Kucharski: Po tym, co mi powiedziałeś, ja nie będę miał żadnych sentymentów w tym, co zamierzam zrobić. I wiesz, czego nie zakładasz w swoim życiu. Że w pewnym momencie możesz się potknąć i mogą z tego wyjść mega duże problemy. Bo ty kompletnie nie zdajesz sobie sprawy. Bo ty, powiem ci, masz słabych ludzi. Za chwilę ja ci pokażę, jakie konsekwencje są z działań twoich ludzi. Ale ja cię proszę tylko o to, żebyś nie miał o to do mnie pretensji, jak będę egzekwował to bez żadnych skrupułów.
Lewandowski: Czyli co, teraz grozisz mi?
Kucharski: Nie, nie, nie. Ja ci nie grożę. Nie. Robert, żebyś mnie źle nie zrozumiał. Ja po prostu teraz będę walczył o swój interes.

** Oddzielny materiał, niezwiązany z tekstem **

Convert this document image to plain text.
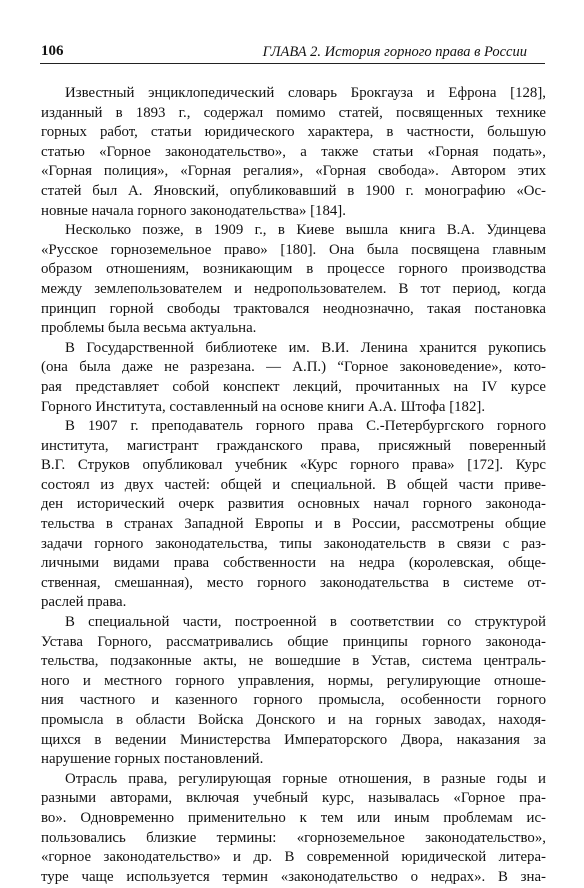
106	ГЛАВА 2. История горного права в России
Известный энциклопедический словарь Брокгауза и Ефрона [128],
изданный в 1893 г., содержал помимо статей, посвященных технике
горных работ, статьи юридического характера, в частности, большую
статью «Горное законодательство», а также статьи «Горная подать»,
«Горная полиция», «Горная регалия», «Горная свобода». Автором этих
статей был А. Яновский, опубликовавший в 1900 г. монографию «Ос-
новные начала горного законодательства» [184].
Несколько позже, в 1909 г., в Киеве вышла книга В.А. Удинцева
«Русское горноземельное право» [180]. Она была посвящена главным
образом отношениям, возникающим в процессе горного производства
между землепользователем и недропользователем. В тот период, когда
принцип горной свободы трактовался неоднозначно, такая постановка
проблемы была весьма актуальна.
В Государственной библиотеке им. В.И. Ленина хранится рукопись
(она была даже не разрезана. — А.П.) “Горное законоведение», кото-
рая представляет собой конспект лекций, прочитанных на IV курсе
Горного Института, составленный на основе книги А.А. Штофа [182].
В 1907 г. преподаватель горного права С.-Петербургского горного
института, магистрант гражданского права, присяжный поверенный
В.Г. Струков опубликовал учебник «Курс горного права» [172]. Курс
состоял из двух частей: общей и специальной. В общей части приве-
ден исторический очерк развития основных начал горного законода-
тельства в странах Западной Европы и в России, рассмотрены общие
задачи горного законодательства, типы законодательств в связи с раз-
личными видами права собственности на недра (королевская, обще-
ственная, смешанная), место горного законодательства в системе от-
раслей права.
В специальной части, построенной в соответствии со структурой
Устава Горного, рассматривались общие принципы горного законода-
тельства, подзаконные акты, не вошедшие в Устав, система централь-
ного и местного горного управления, нормы, регулирующие отноше-
ния частного и казенного горного промысла, особенности горного
промысла в области Войска Донского и на горных заводах, находя-
щихся в ведении Министерства Императорского Двора, наказания за
нарушение горных постановлений.
Отрасль права, регулирующая горные отношения, в разные годы и
разными авторами, включая учебный курс, называлась «Горное пра-
во». Одновременно применительно к тем или иным проблемам ис-
пользовались близкие термины: «горноземельное законодательство»,
«горное законодательство» и др. В современной юридической литера-
туре чаще используется термин «законодательство о недрах». В зна-
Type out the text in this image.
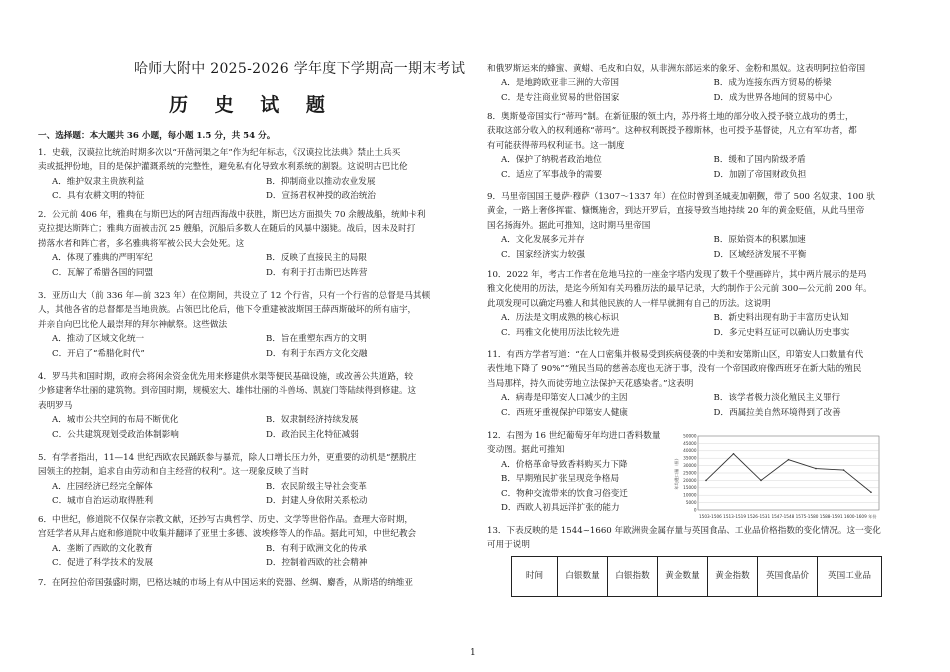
哈师大附中 2025-2026 学年度下学期高一期末考试
历 史 试 题
一、选择题：本大题共 36 小题，每小题 1.5 分，共 54 分。
1．史载，汉谟拉比统治时期多次以“开凿河渠之年”作为纪年标志，《汉谟拉比法典》禁止土兵买
卖或抵押份地，目的是保护灌溉系统的完整性，避免私有化导致水利系统的割裂。这说明古巴比伦
A．维护奴隶主贵族利益	B．抑制商业以推动农业发展
C．具有农耕文明的特征	D．宣扬君权神授的政治统治
2．公元前 406 年，雅典在与斯巴达的阿吉纽西海战中获胜，斯巴达方面损失 70 余艘战船，统帅卡利
克拉提达斯阵亡；雅典方面被击沉 25 艘船，沉船后多数人在随后的风暴中溺毙。战后，因未及时打
捞落水者和阵亡者，多名雅典将军被公民大会处死。这
A．体现了雅典的严明军纪	B．反映了直接民主的局限
C．瓦解了希腊各国的同盟	D．有利于打击斯巴达阵营
3．亚历山大（前 336 年—前 323 年）在位期间，共设立了 12 个行省，只有一个行省的总督是马其顿
人，其他各省的总督都是当地贵族。占领巴比伦后，他下令重建被波斯国王薛西斯破坏的所有庙宇，
并亲自向巴比伦人最崇拜的拜尔神献祭。这些做法
A．推动了区域文化统一	B．旨在重塑东西方的文明
C．开启了“希腊化时代”	D．有利于东西方文化交融
4．罗马共和国时期，政府会将闲余资金优先用来修建供水渠等便民基础设施，或改善公共道路，较
少修建奢华壮丽的建筑物。到帝国时期，规模宏大、雄伟壮丽的斗兽场、凯旋门等陆续得到修建。这
表明罗马
A．城市公共空间的布局不断优化	B．奴隶制经济持续发展
C．公共建筑现划受政治体制影响	D．政治民主化特征减弱
5．有学者指出，11—14 世纪西欧农民踊跃参与暴荒，除人口增长压力外，更重要的动机是“摆脱庄
园领主的控制，追求自由劳动和自主经营的权利”。这一现象反映了当时
A．庄园经济已经完全解体	B．农民阶级主导社会变革
C．城市自治运动取得胜利	D．封建人身依附关系松动
6．中世纪，修道院不仅保存宗教文献，还抄写古典哲学、历史、文学等世俗作品。查理大帝时期，
宫廷学者从拜占庭和修道院中收集并翻译了亚里士多德、波埃修等人的作品。据此可知，中世纪教会
A．垄断了西欧的文化教育	B．有利于欧洲文化的传承
C．促进了科学技术的发展	D．控制着西欧的社会精神
7．在阿拉伯帝国强盛时期，巴格达城的市场上有从中国运来的瓷器、丝绸、麝香，从斯塔的纳维亚
和俄罗斯运来的蜂蜜、黄蜡、毛皮和白奴，从非洲东部运来的象牙、金粉和黑奴。这表明阿拉伯帝国
A．是地跨欧亚非三洲的大帝国	B．成为连接东西方贸易的桥梁
C．是专注商业贸易的世俗国家	D．成为世界各地间的贸易中心
8．奥斯曼帝国实行“蒂玛”制。在新征服的领土内，苏丹将土地的部分收入授予骁立战功的勇士，
获取这部分收入的权利通称“蒂玛”。这种权利既授予穆斯林，也可授予基督徒，凡立有军功者，都
有可能获得蒂玛权利证书。这一制度
A．保护了纳税者政治地位	B．缓和了国内阶级矛盾
C．适应了军事战争的需要	D．加剧了帝国财政负担
9．马里帝国国王曼萨·穆萨（1307～1337 年）在位时曾到圣城麦加朝觐，带了 500 名奴隶、100 驮
黄金，一路上奢侈挥霍、慷慨施舍，到达开罗后，直接导致当地持续 20 年的黄金贬值，从此马里帝
国名扬海外。据此可推知，这时期马里帝国
A．文化发展多元并存	B．原始资本的积累加速
C．国家经济实力较强	D．区域经济发展不平衡
10．2022 年，考古工作者在危地马拉的一座金字塔内发现了数千个壁画碎片，其中两片展示的是玛
雅文化使用的历法，是迄今所知有关玛雅历法的最早记录，大约制作于公元前 300—公元前 200 年。
此项发现可以确定玛雅人和其他民族的人一样早就拥有自己的历法。这说明
A．历法是文明成熟的核心标识	B．新史料出现有助于丰富历史认知
C．玛雅文化使用历法比较先进	D．多元史料互证可以确认历史事实
11．有西方学者写道：“在人口密集并极易受到疾病侵袭的中美和安第斯山区，印第安人口数量有代
表性地下降了 90%”“殖民当局的慈善态度也无济于事，没有一个帝国政府像西班牙在新大陆的殖民
当局那样，持久而徒劳地立法保护天花感染者。”这表明
A．病毒是印第安人口减少的主因	B．该学者极力淡化殖民主义罪行
C．西班牙重视保护印第安人健康	D．西属拉美自然环境得到了改善
12．右图为 16 世纪葡萄牙年均进口香料数量
变动图。据此可推知
A．价格革命导致香料购买力下降
B．早期殖民扩张呈现竞争格局
C．物种交流带来的饮食习俗变迁
D．西欧人初具远洋扩张的能力	0
5000
10000
15000
20000
25000
30000
35000
40000
45000
50000
年均进口量（担）
1503-1506 1513-1519 1526-1531 1547-1548 1575-1580 1588-1591 1600-1609 年份
13．下表反映的是 1544~1660 年欧洲贵金属存量与英国食品、工业品价格指数的变化情况。这一变化
可用于说明
时间	白银数量	白银指数	黄金数量	黄金指数	英国食品价	英国工业品
1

7 października 2020 roku adwokat Roberta Lewandowskiego złożył w imieniu piłkarza w Prokuraturze Krajowej zawiadomienie o podejrzeniu popełnienia przestępstwa. Sprawa trafiła do Prokuratury Regionalnej pod zarzutem szantażu. 28 października śledczy przeszukali dom i siedzibę firmy Kucharskiego. Managerowi grozi do trzech lat pozbawienia wolności, ale ten nie przyznaje się do winy.
Serwis "Business Insider" opublikował później fragment nagranej rozmowy między Lewandowskim a Kucharskim. Miało z niej wynikać, że były agent piłkarza domagał się od niego 20 mln euro za milczenie w sprawie domniemanych oszustw podatkowych popełnionych przez Roberta Lewandowskiego i jego żonę.
- O jakiej my emocjonalnie mówimy kwocie? - zapytał Lewandowski Kucharskiego na początku nagrania. Agent odpowiedział o 20 mln euro. - Tyle jest jakby warty myślę twój spokój, nie? - zasugerował były reprezentant Polski.
- No to ja ci powiem, że kelner ci powiedział zero euro. To jest to samo. Czarek, przestań - słyszymy chwilę głos Lewandowskiego, który w koncu pyta wprost, za co Kucharski chce 20 mln euro.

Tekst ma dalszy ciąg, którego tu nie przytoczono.